HOUPHOUET, BEDIE ET LE COMPLOT DU GENERAL KOUASSI (Troisième partie)

 

D-LE RETOUR DE BEDIE ET LES 1000 Dollars Au NONCE APOSTOLIQUE

Sorti de l’atmosphère morose de la scène internationale, Henri Konan Bédié réapparut de façon soudaine dans le radar politique domestique. Premier ambassadeur de Côte d’ivoire aux États-Unis et au Canada après l’indépendance, il occupa le poste de ministre de l’Economie et des Finances entre 1966 et 1977. Il servit ensuite comme conseiller du groupe World Bank International Finance-Corporation à Washington DC. Je le vis à Genève dans le courant de l’été 1980, à la résidence du président, alors que j’attendais la fin d’une audience. Je ne savais pas exactement avec qui il s’entrete­nait, jusqu’à ce que Bédié vienne vers moi, paraissant particulière­ment allègre : « Je retourne en Côte d’ivoire. » Il était requinqué et s’exprimait avec un sourire reluisant. « C’est bien, ai-je répondu, un peu surpris. Je suis très content de l’apprendre. » Nous bavardâmes brièvement vers la sortie. Durant les deux années passées à Washing­ton, il se sentait de plus en plus en exil, l’opportunité de retourner dans son pays natal n’aurait pu arriver à un moment plus approprié que celui-là. Après avoir fini d’accomplir son calendrier du jour, le président me réaffirma qu’il avait accédé à la demande de Bédié de rentrer en Côte d’ivoire pour se présenter aux élections.

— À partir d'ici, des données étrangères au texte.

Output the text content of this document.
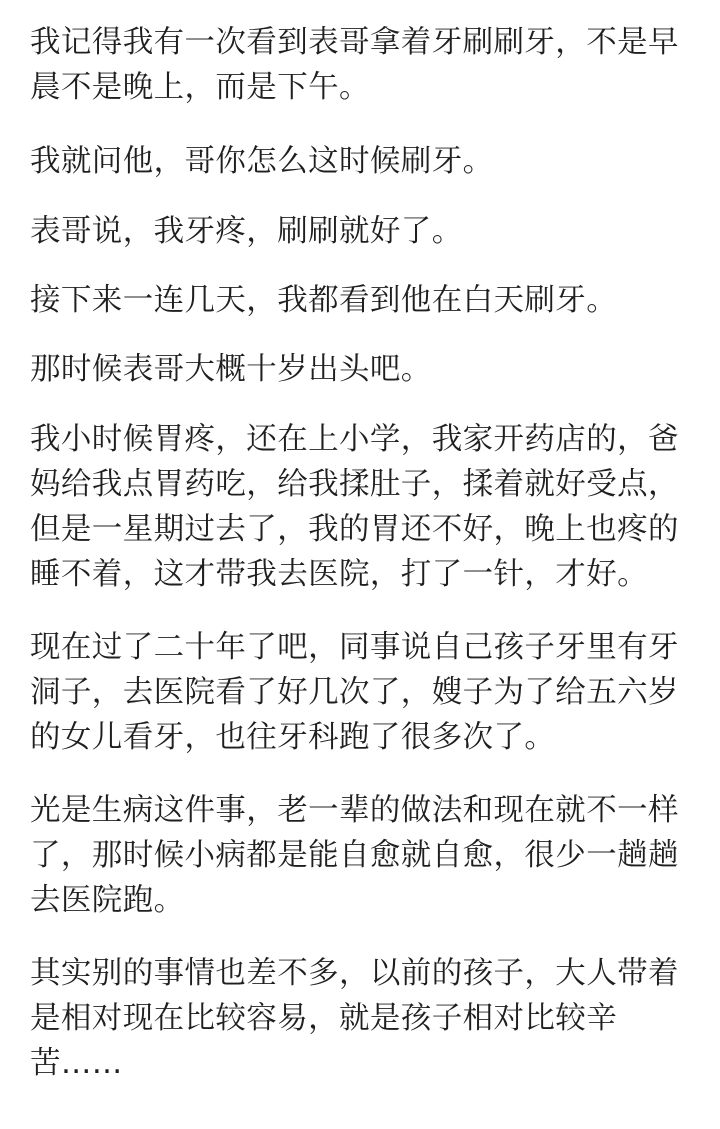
我记得我有一次看到表哥拿着牙刷刷牙，不是早
晨不是晚上，而是下午。

我就问他，哥你怎么这时候刷牙。

表哥说，我牙疼，刷刷就好了。

接下来一连几天，我都看到他在白天刷牙。

那时候表哥大概十岁出头吧。

我小时候胃疼，还在上小学，我家开药店的，爸
妈给我点胃药吃，给我揉肚子，揉着就好受点，
但是一星期过去了，我的胃还不好，晚上也疼的
睡不着，这才带我去医院，打了一针，才好。

现在过了二十年了吧，同事说自己孩子牙里有牙
洞子，去医院看了好几次了，嫂子为了给五六岁
的女儿看牙，也往牙科跑了很多次了。

光是生病这件事，老一辈的做法和现在就不一样
了，那时候小病都是能自愈就自愈，很少一趟趟
去医院跑。

其实别的事情也差不多，以前的孩子，大人带着
是相对现在比较容易，就是孩子相对比较辛
苦……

En automne, Bédié gagna les élections du PDCI dans sa région et devint député à l’Assemblée nationale. Deux mois plus tard, il remplaça Philipe Yacé à la présidence de l’Assemblée. C’était une étape vitale qui le positionnait en droite ligne pour devenir le successeur constitutionnel du président Félix Houphouët-Boigny.

Au début, il semblait content de son nouveau poste ; il se pré­senta à deux élections successives et en sortit victorieux. Cepen­dant, il nourrissait depuis longtemps le désir impatient de devenir le prochain président du pays. Il convia une fois le nonce aposto­lique Mgr Mullor Garcia à déjeuner à son domicile et lui remit une enveloppe contenant 500 000 francs CFA (environ 1 000 dol­lars) « pour l’Église ». Mon cher ami Mgr Mullor le remercia pour sa charitable « donation ». Mais il fut choqué d’apprendre qu’il y avait plus d’un sens à son geste. « Vous êtes l’ami du pré­sident, murmura Bédié. Il vous écoute. Pouvez-lui lui demander de démissionner et de me remettre les rênes du pouvoir ? » Le prélat me confia plus tard qu’il resta sans paroles, ébahi, et qu’il se sentit insulté par cette manifestation d’audacieuse impudence. « Je ne peux pas transmettre une demande aussi impossible », lui dit-il d’un ton calme, mais son désenchantement était parfaite­ment clair. Peu après cet épisode bizarre, il remit l’enveloppe au sanctuaire marial et fit de son mieux pour occulter de ses pensées ce malencontreux faux pas.